Almost immediately I came down with a bad cold, which turned into a fever, then a nasty cough. I’ve been astonishingly tired and had to move at a snail’s pace for the past week.
What with the busy time leading up to retreat, the week away and then being sick, it has been a while since I have been in my studio writing.
Now, when I attempt to begin again, nothing comes.
Do I panic over this? Not at all.
I know this is a totally normal phase, and I know how to move through it.
What You Should Know
You will have resistance. Know that you need to move through the resistance, rather than buy into it. In this way, you’ll be able to get back to doing what you love.
You may be terrible at first. I call it “Grinding the Gears,” because that’s what it feels like when I’m trying to begin creating again. If you stick with it and are gentle with yourself, this will pass pretty soon, and those gears will be greased and moving smoothly again.
Rekindle a Creative Habit
The first thing is to rekindle your regular creative time. Get back in your habits again, if you had them, or start some new ones.
Set aside some days and times that you will make your art. You may need to put those times in your calendar, or perhaps you decide that every weekday evening you’ll take ½ hour to play your guitar, or on Sunday you are going to play with paints. Smaller, regular bursts of time will help you get your groove back, even if it’s been years.
Make a commitment to yourself and keep it, even if in the moment you don’t feel like it. Remember, you have to move through resistance.
It can help enormously to have some companionship, either by taking a class, making a date to make art with a friend, or forming a group to share works-in-progress.
Start Small and Easy
When we return to our art after being away, we face resistance to creating. This is normal. Starting small and easy lowers your resistance, making the way more inviting and fun.
Begin in some easy way to get reconnected to your art, your creativity, your love of making things. Remember why you want to do it in the first place, what it can give you, others, our world.
For me, that happens by reading. I read some poems by other poets. I read about the art and craft of poetry or writing. I may read a bit about the lives of artists or about the creative process.
This is reading for inspiration, not pleasure. I’m not sinking into the couch with a novel for hours. I’m trolling for inspiration, while I’m in my studio at my appointed time.
Then I read some of my own work. I may do some revising.
I’ll give myself a prompt and do a little freewriting.
I may keep the studio time shorter than usual at first.
I want the process to be as inviting, easeful and inspiring as possible.
When I’ve been away from my violin for a long time, I usually begin with a 10-minute session, perhaps 20 minutes. I will play some scales or scale patterns and then improvise for a few minutes. And then I put the violin away before I get discouraged or burnt out.
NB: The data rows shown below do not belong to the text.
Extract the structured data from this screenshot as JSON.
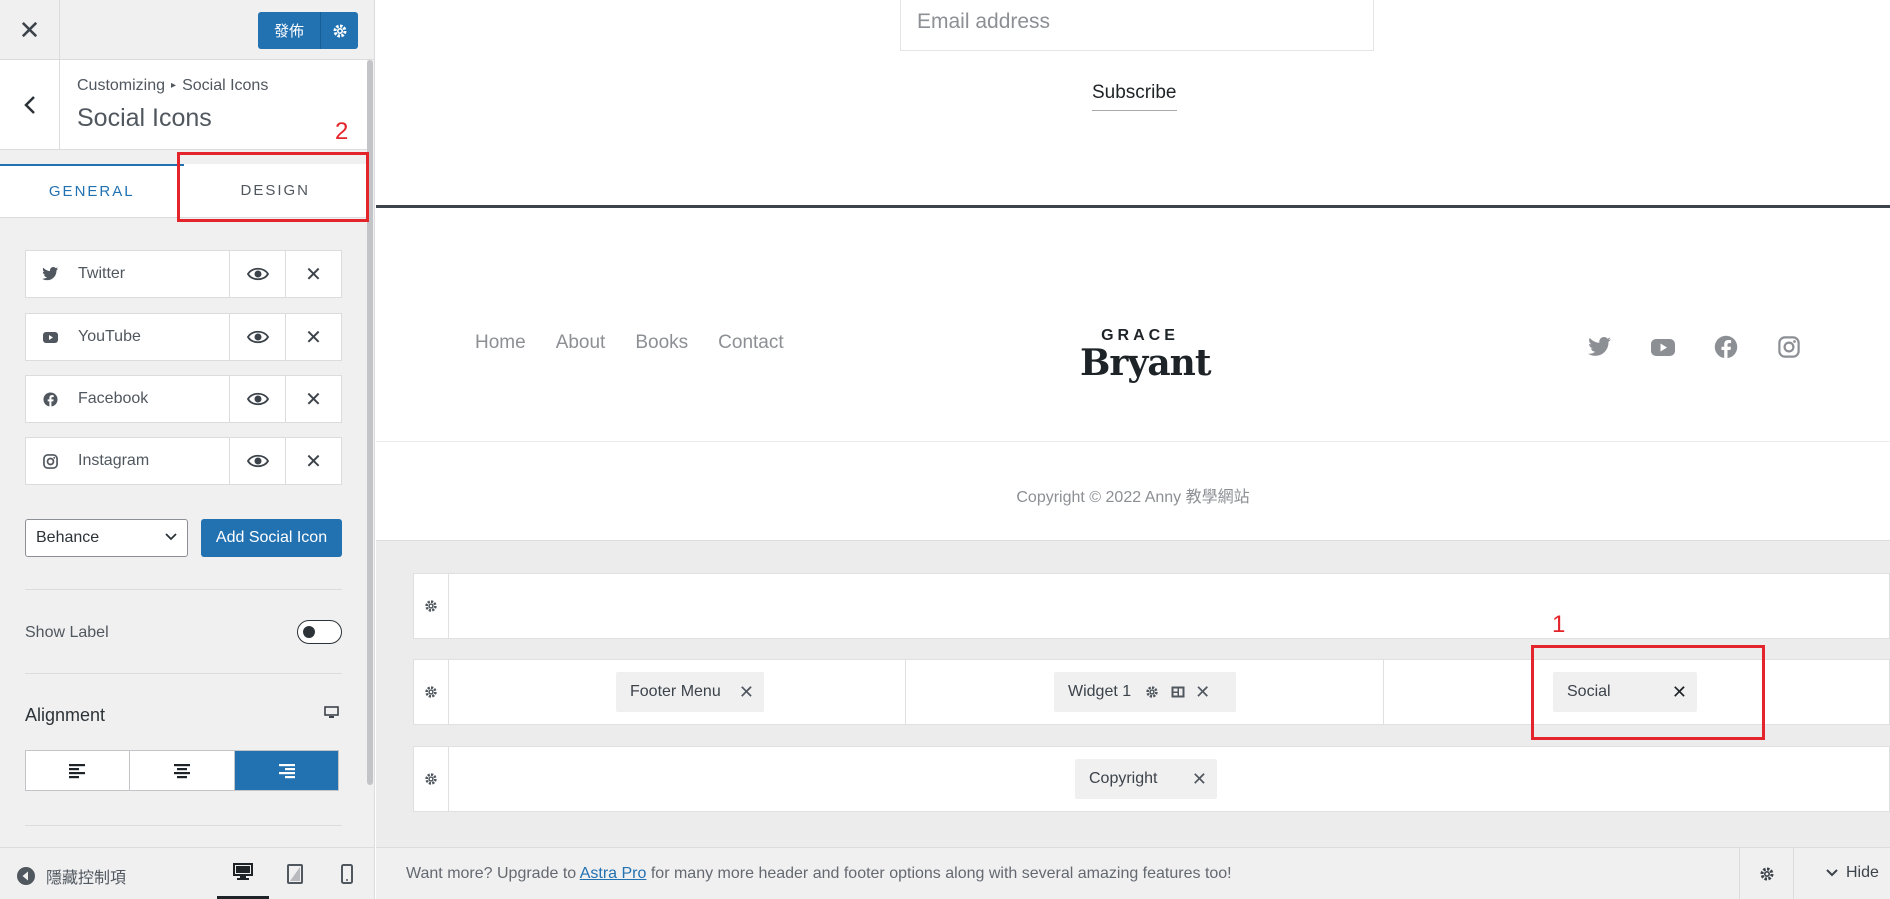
{
  "sidebar": {
    "close_icon": "close-icon",
    "publish_label": "發佈",
    "breadcrumb_parent": "Customizing",
    "breadcrumb_sep": "▸",
    "breadcrumb_current": "Social Icons",
    "section_title": "Social Icons",
    "tabs": [
      {
        "label": "GENERAL",
        "active": true
      },
      {
        "label": "DESIGN",
        "active": false
      }
    ],
    "social_items": [
      {
        "label": "Twitter",
        "icon": "twitter-icon"
      },
      {
        "label": "YouTube",
        "icon": "youtube-icon"
      },
      {
        "label": "Facebook",
        "icon": "facebook-icon"
      },
      {
        "label": "Instagram",
        "icon": "instagram-icon"
      }
    ],
    "select_value": "Behance",
    "add_button": "Add Social Icon",
    "show_label": "Show Label",
    "show_label_on": false,
    "alignment_title": "Alignment",
    "alignment_selected": "right",
    "footer": {
      "collapse_label": "隱藏控制項",
      "devices": [
        "desktop",
        "tablet",
        "mobile"
      ],
      "active_device": "desktop"
    }
  },
  "preview": {
    "email_placeholder": "Email address",
    "subscribe_label": "Subscribe",
    "nav": [
      "Home",
      "About",
      "Books",
      "Contact"
    ],
    "logo_line1": "GRACE",
    "logo_line2": "Bryant",
    "footer_social": [
      "twitter-icon",
      "youtube-icon",
      "facebook-icon",
      "instagram-icon"
    ],
    "copyright": "Copyright © 2022 Anny 教學網站"
  },
  "builder": {
    "rows": [
      {
        "chips": []
      },
      {
        "chips": [
          {
            "label": "Footer Menu"
          },
          {
            "label": "Widget 1"
          },
          {
            "label": "Social"
          }
        ]
      },
      {
        "chips": [
          {
            "label": "Copyright"
          }
        ]
      }
    ]
  },
  "upgrade": {
    "prefix": "Want more? Upgrade to ",
    "link": "Astra Pro",
    "suffix": " for many more header and footer options along with several amazing features too!",
    "hide_label": "Hide"
  },
  "annotations": {
    "one": "1",
    "two": "2"
  },
  "colors": {
    "accent": "#2271b1",
    "annotation": "#e3242b"
  }
}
I want to stop while I still feel hungry for more and still feel good about playing.
What are some small, easy, inviting ways for you to begin again? What is the least threatening, most enjoyable way back?
Permission is the Key that Unlocks the Door
As always, the most important aspect of getting started again is my attitude.
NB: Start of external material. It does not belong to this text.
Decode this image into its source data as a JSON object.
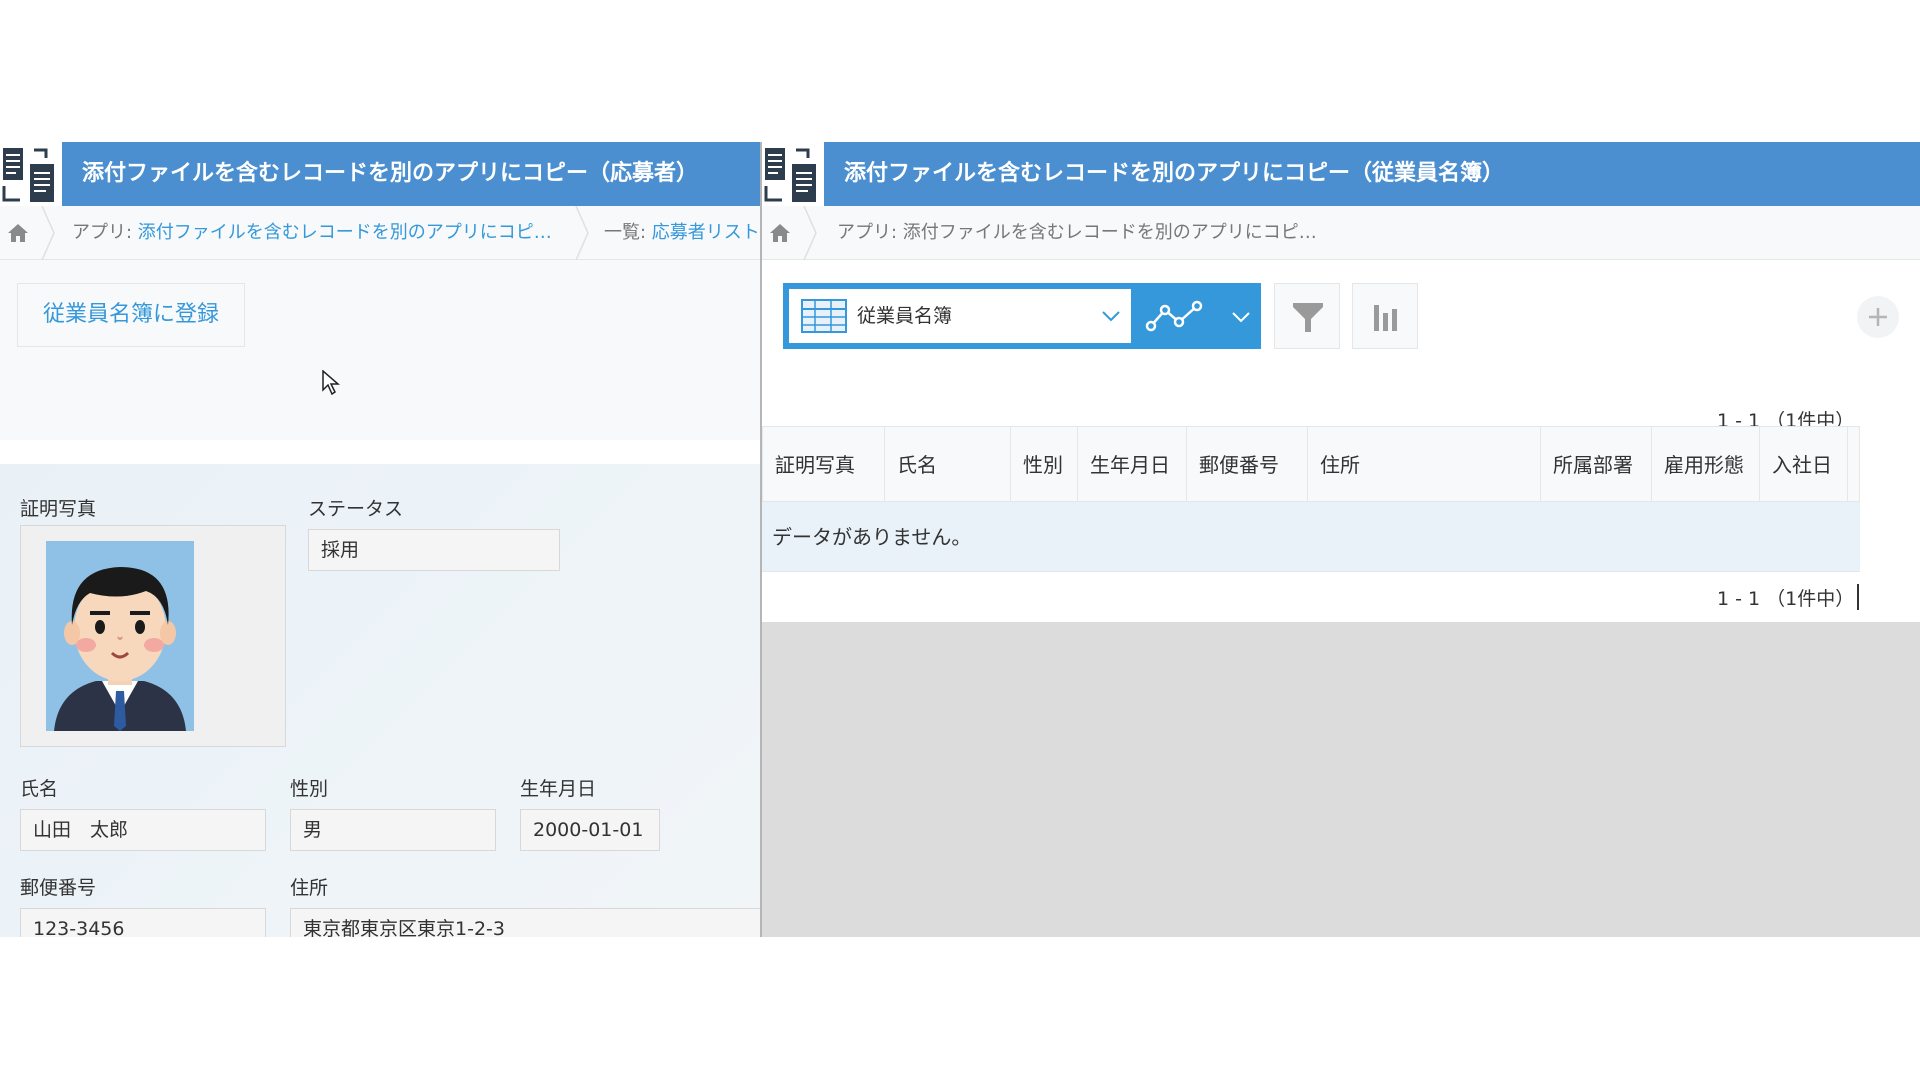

And the most important attitude is permission. Giving myself permission to play, experiment, make messes, and most of all, make “bad” art.
I know that often when I start again after being away there is a period I call “grinding the gears.” My words come slowly and awkwardly. The writing is often terrible.
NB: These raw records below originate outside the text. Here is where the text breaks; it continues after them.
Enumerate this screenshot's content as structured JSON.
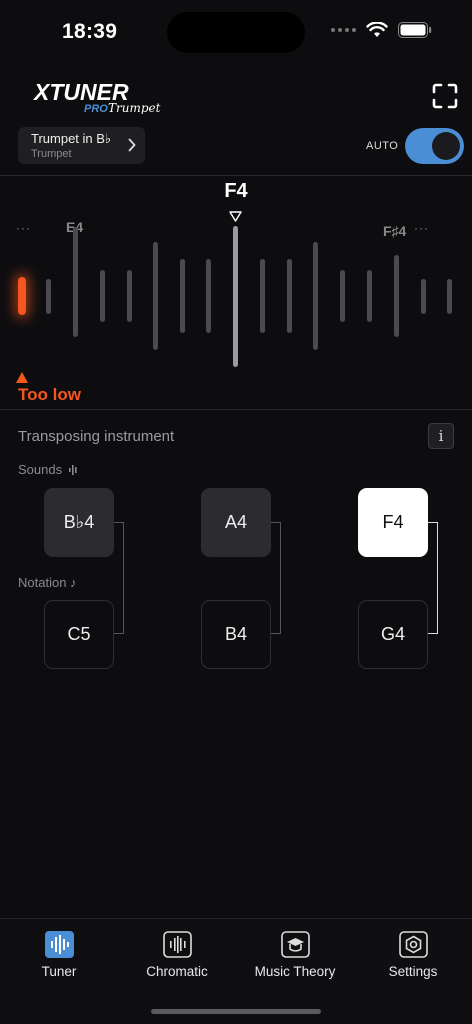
{
  "status": {
    "time": "18:39"
  },
  "header": {
    "logo_text": "XTUNER",
    "logo_pro": "PRO",
    "logo_sub": "Trumpet",
    "instrument_name": "Trumpet in B♭",
    "instrument_sub": "Trumpet",
    "auto_label": "AUTO",
    "auto_on": true
  },
  "tuner": {
    "current_note": "F4",
    "left_note": "E4",
    "right_note": "F♯4",
    "more": "···",
    "status": "Too low",
    "accent": "#f3561f"
  },
  "transposing": {
    "title": "Transposing instrument",
    "info_label": "i",
    "sounds_label": "Sounds",
    "notation_label": "Notation ♪",
    "sounds": [
      "B♭4",
      "A4",
      "F4"
    ],
    "notations": [
      "C5",
      "B4",
      "G4"
    ],
    "selected_index": 2
  },
  "tabs": [
    {
      "label": "Tuner",
      "icon": "tuner-icon",
      "active": true
    },
    {
      "label": "Chromatic",
      "icon": "chromatic-icon",
      "active": false
    },
    {
      "label": "Music Theory",
      "icon": "music-theory-icon",
      "active": false
    },
    {
      "label": "Settings",
      "icon": "settings-icon",
      "active": false
    }
  ]
}
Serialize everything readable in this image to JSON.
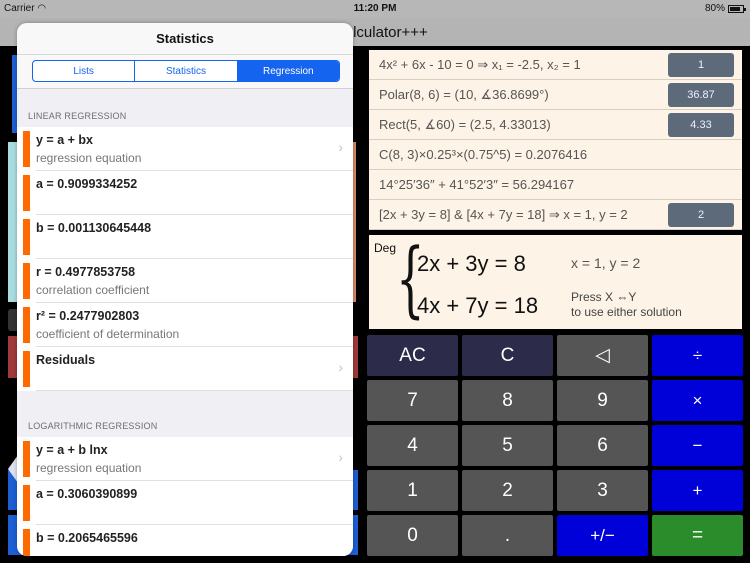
{
  "status_bar": {
    "carrier": "Carrier",
    "wifi_icon": "wifi-icon",
    "time": "11:20 PM",
    "battery_percent": "80%",
    "battery_icon": "battery-icon"
  },
  "nav_bar": {
    "title": "s Calculator+++"
  },
  "history": [
    {
      "expression": "4x² + 6x - 10 = 0      ⇒      x₁ = -2.5, x₂ = 1",
      "chip": "1"
    },
    {
      "expression": "Polar(8, 6) = (10, ∡36.8699°)",
      "chip": "36.87"
    },
    {
      "expression": "Rect(5, ∡60) = (2.5, 4.33013)",
      "chip": "4.33"
    },
    {
      "expression": "C(8, 3)×0.25³×(0.75^5) = 0.2076416",
      "chip": null
    },
    {
      "expression": "14°25′36″ + 41°52′3″ = 56.294167",
      "chip": null
    },
    {
      "expression": "[2x + 3y = 8]  &  [4x + 7y = 18] ⇒ x = 1, y = 2",
      "chip": "2"
    }
  ],
  "display": {
    "mode": "Deg",
    "equation1": "2x + 3y = 8",
    "equation2": "4x + 7y = 18",
    "solution": "x = 1, y = 2",
    "hint_line1": "Press X ⇔Y",
    "hint_line2": "to use either solution"
  },
  "keypad": {
    "keys": [
      {
        "label": "AC",
        "type": "clear",
        "name": "all-clear-key"
      },
      {
        "label": "C",
        "type": "clear",
        "name": "clear-key"
      },
      {
        "label": "◁",
        "type": "num",
        "name": "backspace-key"
      },
      {
        "label": "÷",
        "type": "op",
        "name": "divide-key"
      },
      {
        "label": "7",
        "type": "num",
        "name": "digit-7-key"
      },
      {
        "label": "8",
        "type": "num",
        "name": "digit-8-key"
      },
      {
        "label": "9",
        "type": "num",
        "name": "digit-9-key"
      },
      {
        "label": "×",
        "type": "op",
        "name": "multiply-key"
      },
      {
        "label": "4",
        "type": "num",
        "name": "digit-4-key"
      },
      {
        "label": "5",
        "type": "num",
        "name": "digit-5-key"
      },
      {
        "label": "6",
        "type": "num",
        "name": "digit-6-key"
      },
      {
        "label": "−",
        "type": "op",
        "name": "subtract-key"
      },
      {
        "label": "1",
        "type": "num",
        "name": "digit-1-key"
      },
      {
        "label": "2",
        "type": "num",
        "name": "digit-2-key"
      },
      {
        "label": "3",
        "type": "num",
        "name": "digit-3-key"
      },
      {
        "label": "+",
        "type": "op",
        "name": "add-key"
      },
      {
        "label": "0",
        "type": "num",
        "name": "digit-0-key"
      },
      {
        "label": ".",
        "type": "num",
        "name": "decimal-key"
      },
      {
        "label": "+/−",
        "type": "op",
        "name": "negate-key"
      },
      {
        "label": "=",
        "type": "eq",
        "name": "equals-key"
      }
    ]
  },
  "popover": {
    "title": "Statistics",
    "tabs": [
      {
        "label": "Lists",
        "active": false
      },
      {
        "label": "Statistics",
        "active": false
      },
      {
        "label": "Regression",
        "active": true
      }
    ],
    "sections": [
      {
        "header": "LINEAR REGRESSION",
        "cells": [
          {
            "main": "y = a + bx",
            "sub": "regression equation",
            "chevron": true
          },
          {
            "main": "a = 0.9099334252",
            "sub": "",
            "chevron": false
          },
          {
            "main": "b = 0.001130645448",
            "sub": "",
            "chevron": false
          },
          {
            "main": "r = 0.4977853758",
            "sub": "correlation coefficient",
            "chevron": false
          },
          {
            "main": "r² = 0.2477902803",
            "sub": "coefficient of determination",
            "chevron": false
          },
          {
            "main": "Residuals",
            "sub": "",
            "chevron": true
          }
        ]
      },
      {
        "header": "LOGARITHMIC REGRESSION",
        "cells": [
          {
            "main": "y = a + b lnx",
            "sub": "regression equation",
            "chevron": true
          },
          {
            "main": "a = 0.3060390899",
            "sub": "",
            "chevron": false
          },
          {
            "main": "b = 0.2065465596",
            "sub": "",
            "chevron": false
          }
        ]
      }
    ],
    "chevron_glyph": "›",
    "accent_color": "#1464f0",
    "row_marker_color": "#ff6a00"
  }
}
I accept this time and don’t fret over it. I know it’s a necessary stage in the cycle of returning to my creativity. And it passes.
If I let myself be awful for a while, pretty soon the words and imagination start flowing again. I find what I am excited about now, what I want to say, how I want to say it. I find the joy of creating.
Breaks Can Produce Growth
I may discover the time away was a great blessing, allowing me to refresh my connection to my creativity, to learn things while away from it, and to come back with new gifts.
Back when I was playing my violin for hours a day, I was surprised to discover that a break of a few weeks or even a few months could lead to a strange quantum leap in my abilities. As if I had figured something out while away from it.
Longer breaks don’t usually produce this kind of growth. Instead, there will be a loss of ability that I have to make peace with and gently make my way back, rebuilding skills and facility over time.
However, at the same time I may have new life experiences and other kinds of growth that do feed my art in new ways. I want to be open to these, curious about who I am now and how I want to make art now, and not just fall into old ruts.
Be Kind and Encouraging to Yourself
Gentleness is very important. You want to think of yourself as a child that you are encouraging to be creative. How you treat yourself will have a big impact on your creativity and your art.
So, be the best parent you can be to your inner artist—incredibly loving and encouraging but firm too.
Now it’s time to get to it! Make a time, make some art! Let it be easy and fun.